Now, he has a chance to help the Silvertips to a WHL Championship. A chance he did not think he would have a year ago.

“I think it’s just kind of trusting the process,” Roest said. “Whatever happens, happens. You just got to control what you control. For me, it’s just going to be playing the best I can play, being a leader on this team and hopefully bringing home a championship to Everett. That’s been the goal ever since I stepped into this league, and honestly really grateful to have one more chance at it.”

Despite his familiarity with the organization and after serving as a team captain last season, Roest had a lot of new faces to meet upon rejoining the group, but he believes this is the deepest Silvertips team he’s been a part of.

One of those new faces skated next to him in that postgame lap on Friday. Everett acquired MacKenzie on May 9, 2024 after the 2019 WHL sixth-rounder spent the first 197 games of his career with the Medicine Hat Tigers.

The complete opposite of Roest, this season marked MacKenzie’s first and only in Everett, but he made the most of it. He leads the team with 45 assists entering the final game of the season on Saturday, and his 33 goals and 78 points each rank second behind Carter Bear (40 goals, 82 points).

“Coming here, you never know how it’s going to be,” MacKenzie said. “At the end of the day, it’s kind of a little bit of what you make of it. I came here, and it’s been so special. Landed on my feet. … So much credit goes to (coach Steve Hamilton) and everyone around me in that room. They made it super easy.”

Rymon, meanwhile, falls somewhere in between. He spent parts of three seasons with the Silvertips, coming by way of Karlovy Vary, Czechia. He is just one of two non-Canadians on the Silvertips’ roster — along with Julius Miettinen (Finland) — and he ranks top five on the team in all three scoring categories this season, including third in points (66) and goals (30).

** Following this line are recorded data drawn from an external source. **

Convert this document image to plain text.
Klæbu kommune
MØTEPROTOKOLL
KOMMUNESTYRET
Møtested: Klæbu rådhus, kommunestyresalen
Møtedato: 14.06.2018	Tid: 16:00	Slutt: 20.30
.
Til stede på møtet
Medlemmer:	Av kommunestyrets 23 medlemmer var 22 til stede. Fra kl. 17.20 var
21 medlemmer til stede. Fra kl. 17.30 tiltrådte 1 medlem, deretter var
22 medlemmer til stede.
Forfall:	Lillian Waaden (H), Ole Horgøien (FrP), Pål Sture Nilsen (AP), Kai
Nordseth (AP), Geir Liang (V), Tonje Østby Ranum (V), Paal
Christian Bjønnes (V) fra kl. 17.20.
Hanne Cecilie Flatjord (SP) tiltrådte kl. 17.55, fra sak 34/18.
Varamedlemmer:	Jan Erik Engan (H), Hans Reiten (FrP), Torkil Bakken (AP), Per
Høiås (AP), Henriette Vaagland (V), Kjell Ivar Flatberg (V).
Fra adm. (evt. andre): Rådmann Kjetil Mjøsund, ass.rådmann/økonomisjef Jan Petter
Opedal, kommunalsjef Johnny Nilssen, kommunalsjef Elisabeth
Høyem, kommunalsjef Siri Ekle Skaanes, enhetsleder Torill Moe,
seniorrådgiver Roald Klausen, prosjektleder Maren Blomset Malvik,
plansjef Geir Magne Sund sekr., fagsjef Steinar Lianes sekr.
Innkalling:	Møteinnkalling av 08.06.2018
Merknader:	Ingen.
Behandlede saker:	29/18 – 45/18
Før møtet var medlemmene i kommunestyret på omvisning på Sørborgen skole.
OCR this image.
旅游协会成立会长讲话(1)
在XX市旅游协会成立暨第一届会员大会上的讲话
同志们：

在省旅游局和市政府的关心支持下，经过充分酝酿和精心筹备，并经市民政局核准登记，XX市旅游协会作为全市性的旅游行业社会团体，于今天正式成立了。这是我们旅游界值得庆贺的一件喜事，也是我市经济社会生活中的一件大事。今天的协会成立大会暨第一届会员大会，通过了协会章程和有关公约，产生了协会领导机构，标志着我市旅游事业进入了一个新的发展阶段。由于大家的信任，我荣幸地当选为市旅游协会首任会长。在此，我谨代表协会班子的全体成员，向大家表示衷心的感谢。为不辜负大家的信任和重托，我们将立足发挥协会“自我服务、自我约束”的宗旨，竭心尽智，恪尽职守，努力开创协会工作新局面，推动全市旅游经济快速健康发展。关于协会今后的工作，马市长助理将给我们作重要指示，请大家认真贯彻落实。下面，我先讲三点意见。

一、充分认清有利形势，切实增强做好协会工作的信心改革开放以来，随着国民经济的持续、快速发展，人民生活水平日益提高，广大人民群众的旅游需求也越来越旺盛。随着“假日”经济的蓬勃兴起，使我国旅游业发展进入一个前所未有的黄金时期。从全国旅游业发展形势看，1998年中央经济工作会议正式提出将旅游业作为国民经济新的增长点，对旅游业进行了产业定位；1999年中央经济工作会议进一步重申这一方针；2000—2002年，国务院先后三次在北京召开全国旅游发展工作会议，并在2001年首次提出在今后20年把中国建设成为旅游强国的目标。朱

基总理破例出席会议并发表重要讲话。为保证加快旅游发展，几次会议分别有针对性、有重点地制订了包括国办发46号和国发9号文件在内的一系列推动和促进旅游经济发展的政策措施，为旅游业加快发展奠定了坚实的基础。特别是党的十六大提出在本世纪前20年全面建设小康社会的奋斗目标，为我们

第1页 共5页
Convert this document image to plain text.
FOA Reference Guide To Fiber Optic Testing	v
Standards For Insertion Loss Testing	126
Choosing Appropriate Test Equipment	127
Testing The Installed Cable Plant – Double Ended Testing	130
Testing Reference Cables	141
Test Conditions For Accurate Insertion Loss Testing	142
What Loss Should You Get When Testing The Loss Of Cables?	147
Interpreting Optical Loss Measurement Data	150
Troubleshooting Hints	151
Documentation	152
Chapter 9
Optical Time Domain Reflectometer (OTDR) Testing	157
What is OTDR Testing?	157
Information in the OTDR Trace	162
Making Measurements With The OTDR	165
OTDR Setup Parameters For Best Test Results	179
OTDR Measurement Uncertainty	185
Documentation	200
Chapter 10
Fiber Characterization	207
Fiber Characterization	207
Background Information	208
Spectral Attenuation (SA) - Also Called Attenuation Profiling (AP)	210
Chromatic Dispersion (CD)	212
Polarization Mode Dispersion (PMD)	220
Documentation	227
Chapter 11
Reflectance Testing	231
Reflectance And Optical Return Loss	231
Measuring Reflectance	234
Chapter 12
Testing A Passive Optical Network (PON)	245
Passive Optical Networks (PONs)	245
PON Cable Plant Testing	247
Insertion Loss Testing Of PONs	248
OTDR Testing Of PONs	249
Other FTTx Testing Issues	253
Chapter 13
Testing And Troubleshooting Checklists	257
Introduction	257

Entering Saturday’s season finale, the three combined for 613 WHL games and 546 points (227 goals, 319 assists). Hamilton could not overstate their impact on the team.

“They’re all fabric guys,” Hamilton said. “There’s no question. … All those guys have had an impact on the program, and they have an impact on their teammates. I’ve always said one of the jobs of a 20-year-old is you’re planting seeds you may never see grow, and some of our young guys are going to look back and say how fortunate they were to play with those three. Because to get three committed, team-first guys like that is so incredibly powerful.”

Roest, MacKenzie and Rymon have each planted seeds in the team this season, but this time they actually have a chance to see them grow.